There actually are square roots for negative numbers- just not real numbers. Read the problem. It specifically says "complex numbers". Complex numbers have imaginary parts to it.

thelizzybeth
Jun 14, 2020

#9**+1 **

jimkey17:

There are square roots for negative numbers. Mathematicians defined the complex unit \(i\) such that \(i^2 = -1\), which in other words, \(i = \sqrt{-1}\). The set of all complex numbers is isomorphic to the set \(\left\{(a, b) \in\mathbb R^2: \begin{pmatrix}a&-b\\b&a\end{pmatrix}\right\}\).

Here is a related article on Wikipedia: https://en.wikipedia.org/wiki/Complex_number

MaxWong
Jun 14, 2020

#10**+1 **

Attn: theLizzybeth,

I have looked at your history and seen that you have provided many quality answers. I thank you for that.

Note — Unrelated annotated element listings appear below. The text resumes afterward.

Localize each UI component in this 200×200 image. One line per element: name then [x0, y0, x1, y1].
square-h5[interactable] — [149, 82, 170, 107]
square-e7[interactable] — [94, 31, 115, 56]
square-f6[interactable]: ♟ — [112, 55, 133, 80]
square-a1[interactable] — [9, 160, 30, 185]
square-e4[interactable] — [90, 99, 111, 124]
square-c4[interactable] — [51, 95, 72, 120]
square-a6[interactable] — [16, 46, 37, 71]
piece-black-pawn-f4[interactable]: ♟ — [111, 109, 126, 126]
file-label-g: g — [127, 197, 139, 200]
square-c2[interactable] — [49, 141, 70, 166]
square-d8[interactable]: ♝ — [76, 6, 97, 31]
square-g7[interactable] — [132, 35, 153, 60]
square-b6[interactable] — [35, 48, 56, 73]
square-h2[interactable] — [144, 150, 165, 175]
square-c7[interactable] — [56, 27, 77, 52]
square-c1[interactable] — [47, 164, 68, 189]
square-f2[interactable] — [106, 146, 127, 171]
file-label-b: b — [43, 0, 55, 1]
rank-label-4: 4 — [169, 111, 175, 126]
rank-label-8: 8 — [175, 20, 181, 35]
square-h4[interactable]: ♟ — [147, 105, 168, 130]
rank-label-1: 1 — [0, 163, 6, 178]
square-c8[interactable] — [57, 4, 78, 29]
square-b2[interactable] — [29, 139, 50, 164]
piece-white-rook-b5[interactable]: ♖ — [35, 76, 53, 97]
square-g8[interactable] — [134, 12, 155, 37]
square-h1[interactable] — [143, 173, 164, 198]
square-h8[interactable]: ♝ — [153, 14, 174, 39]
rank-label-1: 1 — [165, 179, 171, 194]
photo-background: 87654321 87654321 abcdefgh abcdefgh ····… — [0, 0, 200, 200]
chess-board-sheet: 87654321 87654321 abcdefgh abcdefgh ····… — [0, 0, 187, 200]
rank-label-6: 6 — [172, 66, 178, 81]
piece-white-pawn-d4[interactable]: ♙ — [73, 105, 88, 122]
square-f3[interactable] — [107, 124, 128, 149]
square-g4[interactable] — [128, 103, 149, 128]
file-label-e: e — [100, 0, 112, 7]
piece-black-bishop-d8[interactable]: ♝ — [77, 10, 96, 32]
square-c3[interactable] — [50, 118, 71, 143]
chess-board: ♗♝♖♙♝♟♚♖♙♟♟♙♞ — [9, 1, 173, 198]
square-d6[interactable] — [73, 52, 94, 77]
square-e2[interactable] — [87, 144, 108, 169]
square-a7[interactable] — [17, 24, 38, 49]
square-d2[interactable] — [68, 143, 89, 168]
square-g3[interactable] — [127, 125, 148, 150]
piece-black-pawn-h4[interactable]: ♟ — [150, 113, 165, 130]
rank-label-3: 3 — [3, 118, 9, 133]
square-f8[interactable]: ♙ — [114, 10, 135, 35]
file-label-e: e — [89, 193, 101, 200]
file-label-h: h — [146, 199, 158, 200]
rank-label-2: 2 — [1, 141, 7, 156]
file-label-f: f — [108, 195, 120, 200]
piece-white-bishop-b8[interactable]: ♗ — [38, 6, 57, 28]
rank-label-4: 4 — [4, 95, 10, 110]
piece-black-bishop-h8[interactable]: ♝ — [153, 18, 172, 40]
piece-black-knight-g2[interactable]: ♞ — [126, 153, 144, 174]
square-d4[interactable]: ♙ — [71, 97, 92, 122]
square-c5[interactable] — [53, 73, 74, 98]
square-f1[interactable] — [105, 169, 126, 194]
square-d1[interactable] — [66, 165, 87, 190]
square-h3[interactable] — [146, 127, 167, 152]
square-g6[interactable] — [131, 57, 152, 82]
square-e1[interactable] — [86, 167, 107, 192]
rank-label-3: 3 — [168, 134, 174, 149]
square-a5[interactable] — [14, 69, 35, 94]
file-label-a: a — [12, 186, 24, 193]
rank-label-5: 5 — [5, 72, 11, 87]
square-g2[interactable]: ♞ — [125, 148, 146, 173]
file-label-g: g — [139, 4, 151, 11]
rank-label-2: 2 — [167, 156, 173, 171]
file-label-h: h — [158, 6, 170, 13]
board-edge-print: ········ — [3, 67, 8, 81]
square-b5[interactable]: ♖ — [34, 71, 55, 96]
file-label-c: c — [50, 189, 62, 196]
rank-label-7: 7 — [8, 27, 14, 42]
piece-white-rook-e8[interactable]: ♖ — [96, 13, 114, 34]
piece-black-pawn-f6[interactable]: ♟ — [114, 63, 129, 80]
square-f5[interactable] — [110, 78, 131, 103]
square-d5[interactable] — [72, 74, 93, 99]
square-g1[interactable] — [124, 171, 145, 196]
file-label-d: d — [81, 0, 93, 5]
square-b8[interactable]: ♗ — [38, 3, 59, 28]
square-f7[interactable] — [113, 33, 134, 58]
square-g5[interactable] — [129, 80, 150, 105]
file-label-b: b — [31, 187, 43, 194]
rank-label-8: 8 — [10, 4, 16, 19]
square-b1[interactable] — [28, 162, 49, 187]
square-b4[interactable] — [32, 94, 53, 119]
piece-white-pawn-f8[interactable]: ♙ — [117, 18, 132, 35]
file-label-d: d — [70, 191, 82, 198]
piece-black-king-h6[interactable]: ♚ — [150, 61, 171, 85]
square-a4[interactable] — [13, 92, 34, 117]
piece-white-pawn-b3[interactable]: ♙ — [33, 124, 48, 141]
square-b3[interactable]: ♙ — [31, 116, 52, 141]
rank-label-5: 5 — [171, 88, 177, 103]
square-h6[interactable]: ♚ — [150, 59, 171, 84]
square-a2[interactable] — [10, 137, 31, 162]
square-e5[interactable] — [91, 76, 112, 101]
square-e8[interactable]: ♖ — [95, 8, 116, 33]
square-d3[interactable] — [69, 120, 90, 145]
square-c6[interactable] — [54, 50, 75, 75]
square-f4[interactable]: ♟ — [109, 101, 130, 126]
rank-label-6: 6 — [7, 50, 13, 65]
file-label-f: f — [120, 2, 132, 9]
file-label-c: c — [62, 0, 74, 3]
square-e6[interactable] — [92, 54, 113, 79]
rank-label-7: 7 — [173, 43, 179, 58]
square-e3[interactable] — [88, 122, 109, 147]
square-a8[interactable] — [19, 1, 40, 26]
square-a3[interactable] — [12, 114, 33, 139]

Jimkey is also a valuable member of this forum.

I share Max's view that Jimkey has had no prior experience with complex numbers. Hence he has been taught that there are no square roots for negative numbers. Certainly, in the real number system, he is correct.

Please be aware that people are at different places in their learning.

Thanks Max ;)

Melody
Jun 15, 2020

#2**0 **

I'm assuming you mean \({z^2=-4}\)..!

Taking the square root if both sides we get \( {\pm(z)}=\pm\sqrt(-4)\).

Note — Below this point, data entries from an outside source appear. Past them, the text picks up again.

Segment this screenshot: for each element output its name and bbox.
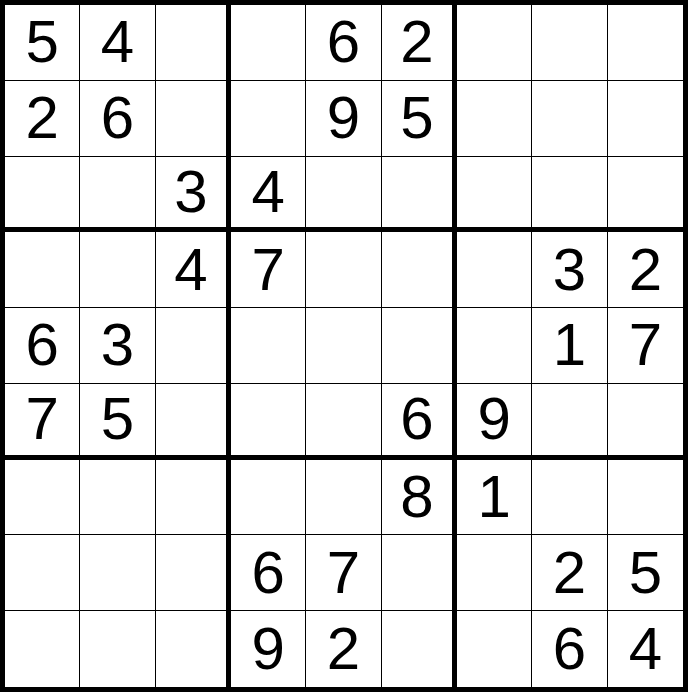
cell-r1c3-empty[interactable] — [156, 5, 231, 81]
cell-r8c1-empty[interactable] — [5, 535, 80, 611]
cell-r3c3-given: 3 — [156, 157, 231, 233]
cell-r9c1-empty[interactable] — [5, 611, 80, 687]
cell-r5c6-empty[interactable] — [382, 308, 457, 384]
cell-r5c7-empty[interactable] — [457, 308, 532, 384]
cell-r3c8-empty[interactable] — [532, 157, 607, 233]
cell-r7c9-empty[interactable] — [608, 460, 683, 536]
cell-r8c9-given: 5 — [608, 535, 683, 611]
cell-r4c1-empty[interactable] — [5, 232, 80, 308]
cell-r7c3-empty[interactable] — [156, 460, 231, 536]
cell-r7c6-given: 8 — [382, 460, 457, 536]
cell-r4c7-empty[interactable] — [457, 232, 532, 308]
cell-r1c4-empty[interactable] — [231, 5, 306, 81]
cell-r6c9-empty[interactable] — [608, 384, 683, 460]
sudoku-page: 54622695344732631775698167259264 — [0, 0, 691, 695]
cell-r5c9-given: 7 — [608, 308, 683, 384]
cell-r2c3-empty[interactable] — [156, 81, 231, 157]
cell-r8c8-given: 2 — [532, 535, 607, 611]
cell-r2c8-empty[interactable] — [532, 81, 607, 157]
cell-r9c7-empty[interactable] — [457, 611, 532, 687]
cell-r5c5-empty[interactable] — [306, 308, 381, 384]
cell-r4c4-given: 7 — [231, 232, 306, 308]
cell-r2c9-empty[interactable] — [608, 81, 683, 157]
cell-r4c6-empty[interactable] — [382, 232, 457, 308]
cell-r1c5-given: 6 — [306, 5, 381, 81]
cell-r9c2-empty[interactable] — [80, 611, 155, 687]
sudoku-board: 54622695344732631775698167259264 — [0, 0, 688, 692]
cell-r6c3-empty[interactable] — [156, 384, 231, 460]
cell-r9c6-empty[interactable] — [382, 611, 457, 687]
cell-r8c6-empty[interactable] — [382, 535, 457, 611]
cell-r8c7-empty[interactable] — [457, 535, 532, 611]
cell-r6c1-given: 7 — [5, 384, 80, 460]
cell-r7c7-given: 1 — [457, 460, 532, 536]
cell-r2c7-empty[interactable] — [457, 81, 532, 157]
cell-r4c9-given: 2 — [608, 232, 683, 308]
cell-r2c1-given: 2 — [5, 81, 80, 157]
cell-r1c1-given: 5 — [5, 5, 80, 81]
cell-r5c3-empty[interactable] — [156, 308, 231, 384]
cell-r3c5-empty[interactable] — [306, 157, 381, 233]
cell-r7c5-empty[interactable] — [306, 460, 381, 536]
cell-r6c6-given: 6 — [382, 384, 457, 460]
cell-r3c1-empty[interactable] — [5, 157, 80, 233]
cell-r3c4-given: 4 — [231, 157, 306, 233]
cell-r8c3-empty[interactable] — [156, 535, 231, 611]
cell-r1c7-empty[interactable] — [457, 5, 532, 81]
cell-r6c2-given: 5 — [80, 384, 155, 460]
cell-r3c9-empty[interactable] — [608, 157, 683, 233]
cell-r4c8-given: 3 — [532, 232, 607, 308]
cell-r6c4-empty[interactable] — [231, 384, 306, 460]
cell-r8c2-empty[interactable] — [80, 535, 155, 611]
cell-r4c5-empty[interactable] — [306, 232, 381, 308]
cell-r7c4-empty[interactable] — [231, 460, 306, 536]
cell-r7c2-empty[interactable] — [80, 460, 155, 536]
cell-r7c8-empty[interactable] — [532, 460, 607, 536]
cell-r5c8-given: 1 — [532, 308, 607, 384]
cell-r8c4-given: 6 — [231, 535, 306, 611]
cell-r8c5-given: 7 — [306, 535, 381, 611]
cell-r6c5-empty[interactable] — [306, 384, 381, 460]
cell-r1c2-given: 4 — [80, 5, 155, 81]
cell-r5c1-given: 6 — [5, 308, 80, 384]
cell-r5c4-empty[interactable] — [231, 308, 306, 384]
cell-r6c8-empty[interactable] — [532, 384, 607, 460]
cell-r7c1-empty[interactable] — [5, 460, 80, 536]
cell-r2c6-given: 5 — [382, 81, 457, 157]
cell-r6c7-given: 9 — [457, 384, 532, 460]
cell-r5c2-given: 3 — [80, 308, 155, 384]
cell-r3c6-empty[interactable] — [382, 157, 457, 233]
cell-r4c3-given: 4 — [156, 232, 231, 308]
cell-r9c4-given: 9 — [231, 611, 306, 687]
cell-r1c6-given: 2 — [382, 5, 457, 81]
cell-r3c7-empty[interactable] — [457, 157, 532, 233]
cell-r9c9-given: 4 — [608, 611, 683, 687]
cell-r2c2-given: 6 — [80, 81, 155, 157]
cell-r9c5-given: 2 — [306, 611, 381, 687]
cell-r2c5-given: 9 — [306, 81, 381, 157]
cell-r4c2-empty[interactable] — [80, 232, 155, 308]
cell-r1c9-empty[interactable] — [608, 5, 683, 81]
cell-r2c4-empty[interactable] — [231, 81, 306, 157]
cell-r1c8-empty[interactable] — [532, 5, 607, 81]
cell-r9c8-given: 6 — [532, 611, 607, 687]
cell-r3c2-empty[interactable] — [80, 157, 155, 233]
cell-r9c3-empty[interactable] — [156, 611, 231, 687]
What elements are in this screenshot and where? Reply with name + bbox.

so since \( {\sqrt(4)\sqrt(-1)=\sqrt(4)i=2i}\)(remember \({\sqrt(-1)=i}\))

we add the plus/minus sign back on so \({z=\pm(2i) }\)for all complex numbers

Guest Jun 14, 2020

#6**+1 **

Solve this as a polynomial, complete the square, and factorize.

First write it as \(z^4+4=0\)

Complete the square. \(z^4+4z^2+4-4z^2=(z^2+2)^2-(2z)^2=(z^2+2z+2)(z^2-2z+2)\)

We can factorize these two quadratics using \(x = {-b \pm \sqrt{b^2-4ac} \over 2a}\) to find our answer (four complex numbers):

\(-1+i, -1-i, 1+i, 1-i\) or \(-1\pm i, 1\pm i\)

thelizzybeth Jun 14, 2020